受公司国际项目管理中心资助,应6163银河线路检测中心郭玉坤副教授的邀请,美国密歇根理工大学孙继广教授将于近日在公司做两场线上学术讲座,报告内容为波动方程反问题的贝叶斯方法,以下是报告信息,欢迎感兴趣的师生参加。
报告一
时间:2020年7月20日上午10:00-11:30
平台:腾讯会议,会议ID:317 605 028,可点击链接加入会议:https://meeting.tencent.com/s/VXbJpCvHZRnB
题目:Bayesian Inversion and Inverse Scattering Problems with Non-unique Solutions
摘要:Inverse scattering problems arise from many important applications. In this talk, we propose a new method combining the non-iterative method and the Bayesian approach. The problem is formulated as a statistical model using the Baye's formula. The well-posedness is proved in the sense of the Hellinger metric. The direction method is used to obtain information to construct priors, which is critical to the convergence of the MCMC algorithm. In particular, we study some inverse scattering problems with non-unique solutions and demonstrate the performance of the proposed method.
报告二
时间:2020年7月21日上午10:00-11:30
平台:腾讯会议,会议ID:783 657 649,可点击链接加入会议:https://meeting.tencent.com/s/QHgdCwPA0KYh
题目:Quality-Bayesian Approach to Inverse Acoustic Source Problems with Partial Data
摘要:A quality-Bayesian approach, combining the direct sampling method and the Bayesian inversion, is proposed to reconstruct the locations and intensities of the unknown acoustic sources using partial data.

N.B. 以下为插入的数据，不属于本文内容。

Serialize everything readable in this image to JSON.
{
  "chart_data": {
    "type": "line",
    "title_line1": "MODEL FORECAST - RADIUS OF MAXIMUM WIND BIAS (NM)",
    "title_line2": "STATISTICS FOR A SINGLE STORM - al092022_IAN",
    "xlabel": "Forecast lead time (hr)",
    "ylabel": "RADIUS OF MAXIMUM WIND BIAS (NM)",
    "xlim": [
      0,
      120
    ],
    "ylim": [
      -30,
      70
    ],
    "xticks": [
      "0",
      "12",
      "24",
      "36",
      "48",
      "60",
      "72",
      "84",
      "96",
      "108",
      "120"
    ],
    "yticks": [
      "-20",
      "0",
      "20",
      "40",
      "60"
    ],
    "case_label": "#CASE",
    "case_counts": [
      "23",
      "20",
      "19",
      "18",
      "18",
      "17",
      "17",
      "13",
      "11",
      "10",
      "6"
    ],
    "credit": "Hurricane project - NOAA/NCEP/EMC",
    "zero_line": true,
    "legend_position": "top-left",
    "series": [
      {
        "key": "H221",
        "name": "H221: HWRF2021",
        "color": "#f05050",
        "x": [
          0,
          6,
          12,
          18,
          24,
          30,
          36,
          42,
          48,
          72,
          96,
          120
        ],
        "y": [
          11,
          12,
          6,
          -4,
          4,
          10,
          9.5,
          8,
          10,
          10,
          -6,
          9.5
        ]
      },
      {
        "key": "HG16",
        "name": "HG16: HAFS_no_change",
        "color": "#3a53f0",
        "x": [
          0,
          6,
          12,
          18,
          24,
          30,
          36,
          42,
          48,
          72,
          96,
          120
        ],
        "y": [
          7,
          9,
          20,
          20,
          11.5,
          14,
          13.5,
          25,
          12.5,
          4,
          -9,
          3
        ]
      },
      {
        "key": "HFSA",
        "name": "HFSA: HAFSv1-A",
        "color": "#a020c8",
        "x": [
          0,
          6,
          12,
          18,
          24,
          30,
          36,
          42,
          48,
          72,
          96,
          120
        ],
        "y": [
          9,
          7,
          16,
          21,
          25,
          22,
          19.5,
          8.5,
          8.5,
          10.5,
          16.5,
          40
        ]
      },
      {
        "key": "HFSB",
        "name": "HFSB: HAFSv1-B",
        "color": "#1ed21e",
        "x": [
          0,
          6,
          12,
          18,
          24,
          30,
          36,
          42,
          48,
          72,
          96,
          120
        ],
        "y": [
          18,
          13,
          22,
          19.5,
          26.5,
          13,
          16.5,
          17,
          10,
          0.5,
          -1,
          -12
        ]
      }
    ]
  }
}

First, we extend the direct sampling method by constructing a new indicator function to obtain the approximate locations of the sources. The behavior of the indicator is analyzed. Second, the inverse problem is formulated as a statistical inference problem using the Bayes' formula. The well-posedness of the posterior distribution is proved. The source locations obtained in the first step are coded in the priors. Then an Metropolis-Hastings MCMC algorithm is used to explore the posterior density. Both steps use the same physical model and measured data. Numerical experiments show that the proposed method is effective even with partial data.
报告人简介:孙继广1996年毕业于清华大学应用数学系。在University of Delaware师从于麦克斯韦有限元方法的专家Peter Monk,获得计算机科学硕士和应用数学博士。之后在University of North Carolina, Charlotte从事博士后研究。现在任Michigan Technological University终身正教授(tenured full professor)。孙继广的研究方向包括特征值问题有限元方法和逆散射理论。近年来从事传输特征值计算的研究。从2004年至今在Inverse Problems, SIAM Journal of Numerical Analysis, Numerische Mathematik, SIAM Journal on Imaging Sciences, Journal of Computational Physics等杂志上发表60余篇文章。与中科院计算所的周爱辉教授合作的专著Finite Element Methods for Eigenvalue Problems由Taylor & Francis公司于2016年出版。